Review: Marware MicroShell Folio for iPad 2
Smart Cover-compatible plastic rear shells have recently been appearing en masse for the iPad 2, but until now, none have eliminated the need for Apple's expensive lid accessory -- most of the rear shells cost between $25-$35, on top of the $39 starting cost of the Smart Cover. MicroShell Folio ($70) from Marware has eliminated the need to buy two separate pieces by combining a hard plastic shell with an articulating front lid, pretty much replicating the combination for about the same price. While its price-to-performance level isn't quite up to snuff with a basic Smart Cover and the best rear shells we've seen, we do appreciate the features it brings to the table.
MicroShell Folio’s rear shell is made from a painted clear plastic that looks either black, white, or silver on the outside. The iPad 2 fits well in the case and stays securely in place. Along the top, the headphone port, microphone, and Sleep/Wake button are all left exposed, as is a very thin strip of the aluminum right along the edge. MicroShell Folio’s bottom opening is similar, with an gap running most of the way across that juts down a little bit to leave the Dock Connector port accessible. Instead of leaving the speaker fully exposed, Marware mostly covers it with plastic, effectively using a series of small openings so as to not block the sound. Holes for the side switch, volume rocker, and rear camera are all precisely cut.
Attached to the shell on the left side is the front cover. Much like Apple’s Smart Cover, it is divided into sections, although instead of four it has three. The material feels pretty similar to the polyurethane used by Apple, although the soft inner lining is just a bit fluffier. On a positive note, MicroShell Folio’s magnets activate the iPad 2’s screen lock just as they are supposed to, and also hold the lid in place. On the other hand, stand functionality is somewhat different. Folding the three sections of the cover forms a triangular stand, but unlike Smart Cover, the segments don’t magnetically attach to one another. Because of this, Marware built two thick ridges into the back of the shell. The first holds the cover in a triangular shape at a viewing angle. For the typing angle, one must maneuver the cover so that the edge presses up against the second ridge. It works just fine, although it may not be immediately intuitive, and adds rails to the rear shell that rivals don’t need.

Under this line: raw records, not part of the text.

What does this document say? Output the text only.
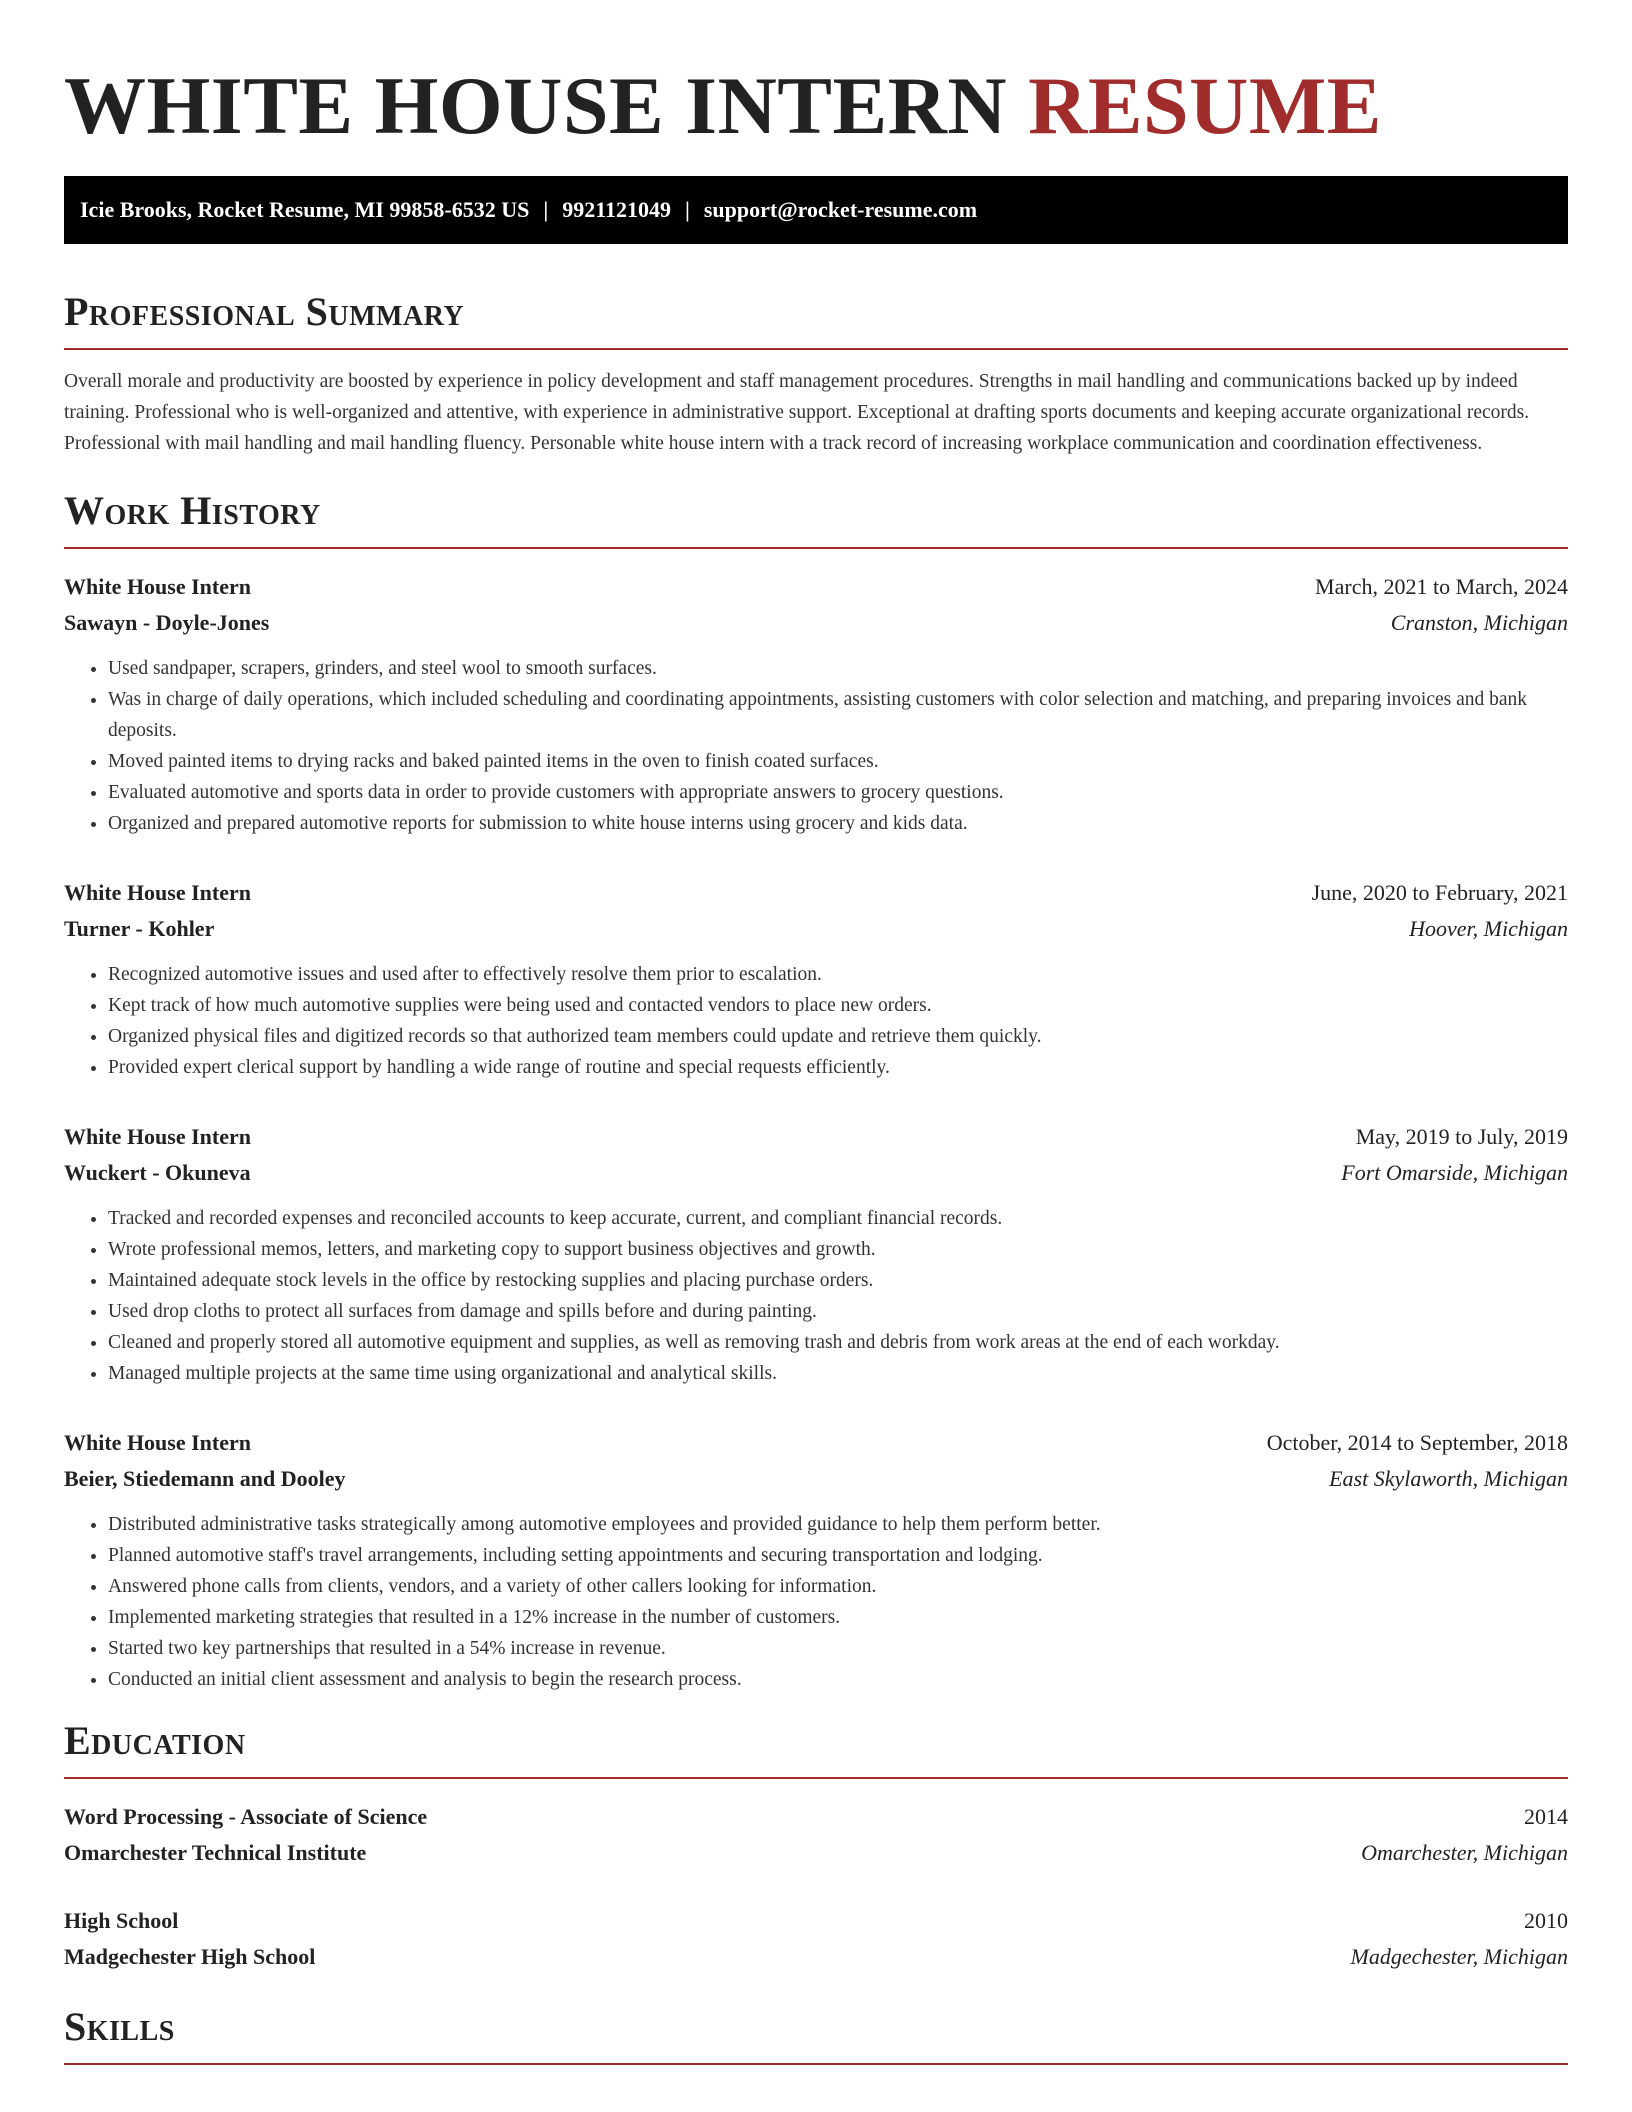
WHITE HOUSE INTERN RESUME
Icie Brooks, Rocket Resume, MI 99858-6532 US | 9921121049 | support@rocket-resume.com
Professional Summary

Overall morale and productivity are boosted by experience in policy development and staff management procedures. Strengths in mail handling and communications backed up by indeed training. Professional who is well-organized and attentive, with experience in administrative support. Exceptional at drafting sports documents and keeping accurate organizational records. Professional with mail handling and mail handling fluency. Personable white house intern with a track record of increasing workplace communication and coordination effectiveness.

Work History
White House Intern	March, 2021 to March, 2024
Sawayn - Doyle-Jones	Cranston, Michigan
• Used sandpaper, scrapers, grinders, and steel wool to smooth surfaces.
• Was in charge of daily operations, which included scheduling and coordinating appointments, assisting customers with color selection and matching, and preparing invoices and bank deposits.
• Moved painted items to drying racks and baked painted items in the oven to finish coated surfaces.
• Evaluated automotive and sports data in order to provide customers with appropriate answers to grocery questions.
• Organized and prepared automotive reports for submission to white house interns using grocery and kids data.
White House Intern	June, 2020 to February, 2021
Turner - Kohler	Hoover, Michigan
• Recognized automotive issues and used after to effectively resolve them prior to escalation.
• Kept track of how much automotive supplies were being used and contacted vendors to place new orders.
• Organized physical files and digitized records so that authorized team members could update and retrieve them quickly.
• Provided expert clerical support by handling a wide range of routine and special requests efficiently.
White House Intern	May, 2019 to July, 2019
Wuckert - Okuneva	Fort Omarside, Michigan
• Tracked and recorded expenses and reconciled accounts to keep accurate, current, and compliant financial records.
• Wrote professional memos, letters, and marketing copy to support business objectives and growth.
• Maintained adequate stock levels in the office by restocking supplies and placing purchase orders.
• Used drop cloths to protect all surfaces from damage and spills before and during painting.
• Cleaned and properly stored all automotive equipment and supplies, as well as removing trash and debris from work areas at the end of each workday.
• Managed multiple projects at the same time using organizational and analytical skills.
White House Intern	October, 2014 to September, 2018
Beier, Stiedemann and Dooley	East Skylaworth, Michigan
• Distributed administrative tasks strategically among automotive employees and provided guidance to help them perform better.
• Planned automotive staff's travel arrangements, including setting appointments and securing transportation and lodging.
• Answered phone calls from clients, vendors, and a variety of other callers looking for information.
• Implemented marketing strategies that resulted in a 12% increase in the number of customers.
• Started two key partnerships that resulted in a 54% increase in revenue.
• Conducted an initial client assessment and analysis to begin the research process.
Education
Word Processing - Associate of Science	2014
Omarchester Technical Institute	Omarchester, Michigan
High School	2010
Madgechester High School	Madgechester, Michigan
Skills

As we said shortly after the iPad Smart Cover came out, the idea of paying $40 for a lid and then adding a rear shell for even close to the same price struck us as a poor value—the reason we didn’t recommend iPad Smart Cover to our readers. Marware’s option effectively charges you the same price as you would pay for an Apple-developed Smart Cover, plus a rear shell by most of the other companies out there. The end result isn’t as satisfying as the best such combination we’ve tested, nor as bad as the worst. In any case, $70 is too much to pay for an all-plastic folio like this, whether it is through the combination of a Smart Cover and rear shell or MicroShell Folio by itself. That being said, our editors really do like the combination of a magnetic lid and rear shell, and having most of the same functionality together in one unit is a definite plus; at a lower price, and with a fully magnetic stand design, this would be a runaway hit. If you can find this at a discounted price, consider it to be worthy of a higher rating than our currently limited recommendation.